Firstly, the material balance of biomass hydrogen production requires consideration of carbon dioxide capture. In the process of converting biomass into hydrogen, during the second step involving the steam reforming reaction (where carbon monoxide reacts with water to produce hydrogen and carbon dioxide), carbon dioxide (CO2) is generated. As a result, the produced hydrogen contains impurities, and there is a need to manage the generated carbon dioxide. This can have some impact on the subsequent “zero-carbon” accounting of the technology. However, when considering the entire biomass utilization cycle, this technology still falls under the category of “zero-carbon” techniques.

Secondly, the energy balance of biomass hydrogen production needs to consider the impact of endothermic reactions. In the first step of the biomass gasification reaction, the primary chemical reactions are endothermic, requiring external heat input. Whether the external energy supplied falls under the category of green energy in a carbon-neutral context may also need subsequent verification.

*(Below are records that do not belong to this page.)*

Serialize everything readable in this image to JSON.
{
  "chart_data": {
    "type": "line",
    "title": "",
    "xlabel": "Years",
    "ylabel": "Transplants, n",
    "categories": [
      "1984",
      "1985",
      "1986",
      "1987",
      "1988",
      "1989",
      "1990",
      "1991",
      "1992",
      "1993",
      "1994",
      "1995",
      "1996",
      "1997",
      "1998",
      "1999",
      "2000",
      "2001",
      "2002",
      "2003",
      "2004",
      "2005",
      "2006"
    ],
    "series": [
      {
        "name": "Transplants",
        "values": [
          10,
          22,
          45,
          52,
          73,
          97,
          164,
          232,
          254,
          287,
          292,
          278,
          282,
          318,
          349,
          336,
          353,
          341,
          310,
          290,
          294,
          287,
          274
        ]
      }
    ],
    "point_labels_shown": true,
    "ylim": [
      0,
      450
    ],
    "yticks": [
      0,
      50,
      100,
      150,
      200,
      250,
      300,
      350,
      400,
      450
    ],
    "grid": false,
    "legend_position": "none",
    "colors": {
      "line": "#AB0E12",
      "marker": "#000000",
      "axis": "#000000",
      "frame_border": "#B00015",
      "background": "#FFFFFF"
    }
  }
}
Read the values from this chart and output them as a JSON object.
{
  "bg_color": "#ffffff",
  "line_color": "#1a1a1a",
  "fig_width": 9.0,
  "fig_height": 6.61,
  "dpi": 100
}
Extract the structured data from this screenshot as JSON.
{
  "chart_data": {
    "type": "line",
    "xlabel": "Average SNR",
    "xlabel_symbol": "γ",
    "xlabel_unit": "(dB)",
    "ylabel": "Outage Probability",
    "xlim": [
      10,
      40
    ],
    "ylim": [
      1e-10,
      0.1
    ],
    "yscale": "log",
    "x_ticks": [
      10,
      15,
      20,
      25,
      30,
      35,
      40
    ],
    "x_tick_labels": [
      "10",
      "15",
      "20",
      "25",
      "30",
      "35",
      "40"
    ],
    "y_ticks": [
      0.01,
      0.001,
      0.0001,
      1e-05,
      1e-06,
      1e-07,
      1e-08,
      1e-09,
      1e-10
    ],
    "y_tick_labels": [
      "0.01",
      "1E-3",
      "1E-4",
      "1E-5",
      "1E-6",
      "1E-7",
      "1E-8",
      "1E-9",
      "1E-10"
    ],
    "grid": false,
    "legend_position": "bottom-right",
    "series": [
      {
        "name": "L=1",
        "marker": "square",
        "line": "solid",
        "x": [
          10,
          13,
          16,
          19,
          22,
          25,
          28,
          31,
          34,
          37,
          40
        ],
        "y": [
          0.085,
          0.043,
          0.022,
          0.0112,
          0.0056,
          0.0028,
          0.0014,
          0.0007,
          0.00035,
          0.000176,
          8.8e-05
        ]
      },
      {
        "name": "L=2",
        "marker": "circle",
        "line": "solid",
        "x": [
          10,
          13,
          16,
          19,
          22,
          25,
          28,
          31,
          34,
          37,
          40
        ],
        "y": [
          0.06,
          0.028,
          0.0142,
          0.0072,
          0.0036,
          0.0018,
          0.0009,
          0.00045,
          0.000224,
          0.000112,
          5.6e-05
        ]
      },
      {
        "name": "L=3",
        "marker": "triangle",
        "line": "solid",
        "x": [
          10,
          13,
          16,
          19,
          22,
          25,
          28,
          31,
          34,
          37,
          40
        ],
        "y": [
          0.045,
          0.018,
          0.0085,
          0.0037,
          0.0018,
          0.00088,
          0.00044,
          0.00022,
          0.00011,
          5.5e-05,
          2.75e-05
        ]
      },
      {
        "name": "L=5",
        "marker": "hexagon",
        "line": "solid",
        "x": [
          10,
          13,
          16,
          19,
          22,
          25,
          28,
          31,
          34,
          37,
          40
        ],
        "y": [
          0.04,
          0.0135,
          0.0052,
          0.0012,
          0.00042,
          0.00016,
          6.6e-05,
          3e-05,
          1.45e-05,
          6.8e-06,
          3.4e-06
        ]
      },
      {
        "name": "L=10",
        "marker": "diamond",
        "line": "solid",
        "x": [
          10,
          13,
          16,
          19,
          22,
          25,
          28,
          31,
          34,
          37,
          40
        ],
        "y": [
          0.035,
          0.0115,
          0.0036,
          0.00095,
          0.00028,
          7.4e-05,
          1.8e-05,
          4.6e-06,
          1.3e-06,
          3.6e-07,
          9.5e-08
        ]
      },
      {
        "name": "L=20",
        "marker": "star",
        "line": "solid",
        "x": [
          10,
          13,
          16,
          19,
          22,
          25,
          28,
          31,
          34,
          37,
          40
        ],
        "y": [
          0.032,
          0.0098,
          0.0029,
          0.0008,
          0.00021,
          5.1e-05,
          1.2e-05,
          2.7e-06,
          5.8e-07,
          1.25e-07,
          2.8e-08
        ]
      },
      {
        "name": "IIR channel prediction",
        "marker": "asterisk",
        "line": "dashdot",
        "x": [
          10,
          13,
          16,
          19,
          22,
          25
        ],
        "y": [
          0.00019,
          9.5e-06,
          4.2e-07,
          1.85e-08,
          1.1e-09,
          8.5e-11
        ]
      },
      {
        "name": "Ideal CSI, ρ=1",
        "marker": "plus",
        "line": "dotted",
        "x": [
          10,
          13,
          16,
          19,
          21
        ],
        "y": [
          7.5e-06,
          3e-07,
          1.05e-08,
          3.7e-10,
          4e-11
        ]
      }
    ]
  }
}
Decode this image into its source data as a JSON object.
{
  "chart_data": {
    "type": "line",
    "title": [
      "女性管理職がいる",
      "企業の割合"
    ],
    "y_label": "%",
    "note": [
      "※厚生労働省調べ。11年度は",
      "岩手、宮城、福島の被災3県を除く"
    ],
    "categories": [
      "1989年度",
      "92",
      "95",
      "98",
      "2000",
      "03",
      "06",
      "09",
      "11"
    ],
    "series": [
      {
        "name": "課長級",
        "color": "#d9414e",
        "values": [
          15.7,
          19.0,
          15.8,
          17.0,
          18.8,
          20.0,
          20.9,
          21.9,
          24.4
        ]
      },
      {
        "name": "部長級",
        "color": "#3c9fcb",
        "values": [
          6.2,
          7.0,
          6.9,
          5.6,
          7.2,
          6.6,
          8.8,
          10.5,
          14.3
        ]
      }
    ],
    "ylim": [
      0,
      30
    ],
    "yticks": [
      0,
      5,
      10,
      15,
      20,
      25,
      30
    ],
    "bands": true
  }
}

Lastly, the application scenarios for biomass hydrogen production are currently quite limited. The energy density of biomass feedstock is relatively low, and transportation costs can be high. Optimal utilization tailored to specific locations is the most cost-effective approach, but such location-specific utilization can hinder the subsequent large-scale production of this technology. Therefore, the scalability of its application is subject to certain limitations.

Conclusion

In summary, biomass hydrogen production, at the current stage, represents a relatively mature technical pathway, yet it remains a “small but beautiful” technology that is challenging to scale up. This technology uniquely offers a new approach to the preparation of green hydrogen by employing traditional engineering methods to address new challenges. If it can be effectively applied in a location-specific manner, biomass hydrogen production has the potential to showcase high-quality energy cascading utilization in the ongoing development of hydrogen energy.